One morning J., who had started early for the studio, came back to tell me that a group of Filipinos had just gone over to St. Peter’s.
“How do you know they are Filipinos?”
“I don’t know; they look like two Filipino art students who used to be in Rome. One of them was named Luna. He was the best draughtsman in the studio; he beat everybody at drawing; seemed to have a dash of the Japanese dexterity.”
“Was he any relation to General Luna?”
“Only his brother,” said J. Now that is Rome, and that is J.!
I hurried over to St. Peter’s and caught up with the Filipinos before they had made the third chapel of prayer. They are small, swarthy men; their faces show a strange mingling of races, something of the Malay, the Mongol, the Latin, with a fourth element I did not recognize,—rather deadly looking folk, I thought, but very devout in their behavior at church.

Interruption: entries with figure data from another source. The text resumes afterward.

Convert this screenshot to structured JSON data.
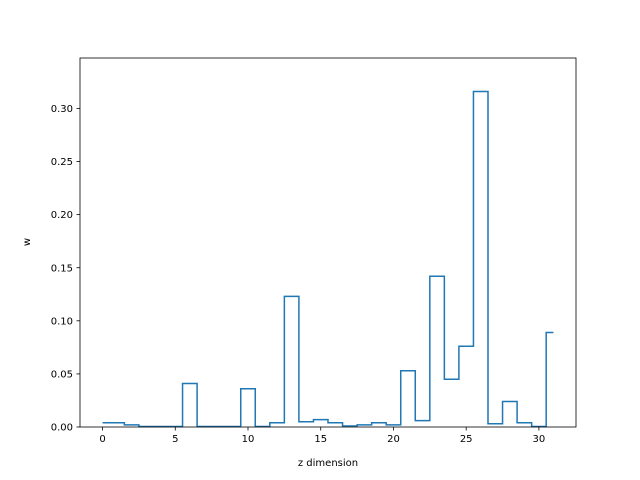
{
  "chart_data": {
    "type": "line",
    "drawstyle": "steps-mid",
    "xlabel": "z dimension",
    "ylabel": "w",
    "xlim": [
      -1.55,
      32.55
    ],
    "ylim": [
      0,
      0.3475
    ],
    "xticks": [
      0,
      5,
      10,
      15,
      20,
      25,
      30
    ],
    "yticks": [
      0.0,
      0.05,
      0.1,
      0.15,
      0.2,
      0.25,
      0.3
    ],
    "ytick_labels": [
      "0.00",
      "0.05",
      "0.10",
      "0.15",
      "0.20",
      "0.25",
      "0.30"
    ],
    "grid": false,
    "color": "#1f77b4",
    "x": [
      0,
      1,
      2,
      3,
      4,
      5,
      6,
      7,
      8,
      9,
      10,
      11,
      12,
      13,
      14,
      15,
      16,
      17,
      18,
      19,
      20,
      21,
      22,
      23,
      24,
      25,
      26,
      27,
      28,
      29,
      30,
      31
    ],
    "y": [
      0.004,
      0.004,
      0.002,
      0.0005,
      0.0005,
      0.0005,
      0.041,
      0.0005,
      0.0005,
      0.0005,
      0.036,
      0.0005,
      0.004,
      0.123,
      0.005,
      0.007,
      0.004,
      0.001,
      0.002,
      0.004,
      0.002,
      0.053,
      0.006,
      0.142,
      0.045,
      0.076,
      0.316,
      0.003,
      0.024,
      0.004,
      0.0005,
      0.089
    ]
  }
}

When royalty comes to the Vatican there is a deal of pother. The morning of the King of Siam’s visit to the Pope, we were waked at dawn by the carts fetching the royal yellow sand, and the men spreading it thick over the streets where the wheels of royalty were to pass. The King, whom we saw perfectly, is a fierce-looking little fellow; he was dressed in quite the most lovely uniform I have ever seen; white broadcloth, embroidered in gold. Do you suppose their good clothes are any mitigation to the ennui of sovereigns? I should think they might be.
Easter Sunday, 1900.
We thought we had seen Rome crowded before, but we had not! During the past week, the crowds have been almost inconceivable. By Wednesday all the bathrooms at the Grand Hotel that could be spared had been turned into bedrooms. Last night a pair of travellers slept in the red plush cushioned elevator, and two in the big comfortable hotel omnibus. Cabs are a rare commodity—even the gobbo has deserted us and hired himself out by the week to the pilgrims. The electric cars (did I tell you they had put these pests in under our very windows?) are so jammed that we go for the most part “shanks’ mare.” Many of our friends have let their apartments, and gone away for the rest of the season. We could have got a good price for ours; but in spite of the undeniable inconvenience (the cost of provisions has almost doubled), we would not have missed the experience. The city has been a Babel of foreign tongues, a kaleidescope of foreign faces and costumes. One tastes life as from a goblet filled and brimming over with sparkling, heady wine. That old gogpate, Z——, has let his villa, carriage, servants, even his precious Antonio, the best cook in Rome. He said to J., “I cannot afford to stay in Rome when the price of filet has doubled and I can get my whole year’s rent by letting the villa for three months.”
“We cannot afford not to stay in Rome when it is so interesting,” said J. There you have the two ways of looking at life—the Philistine’s and the artist’s!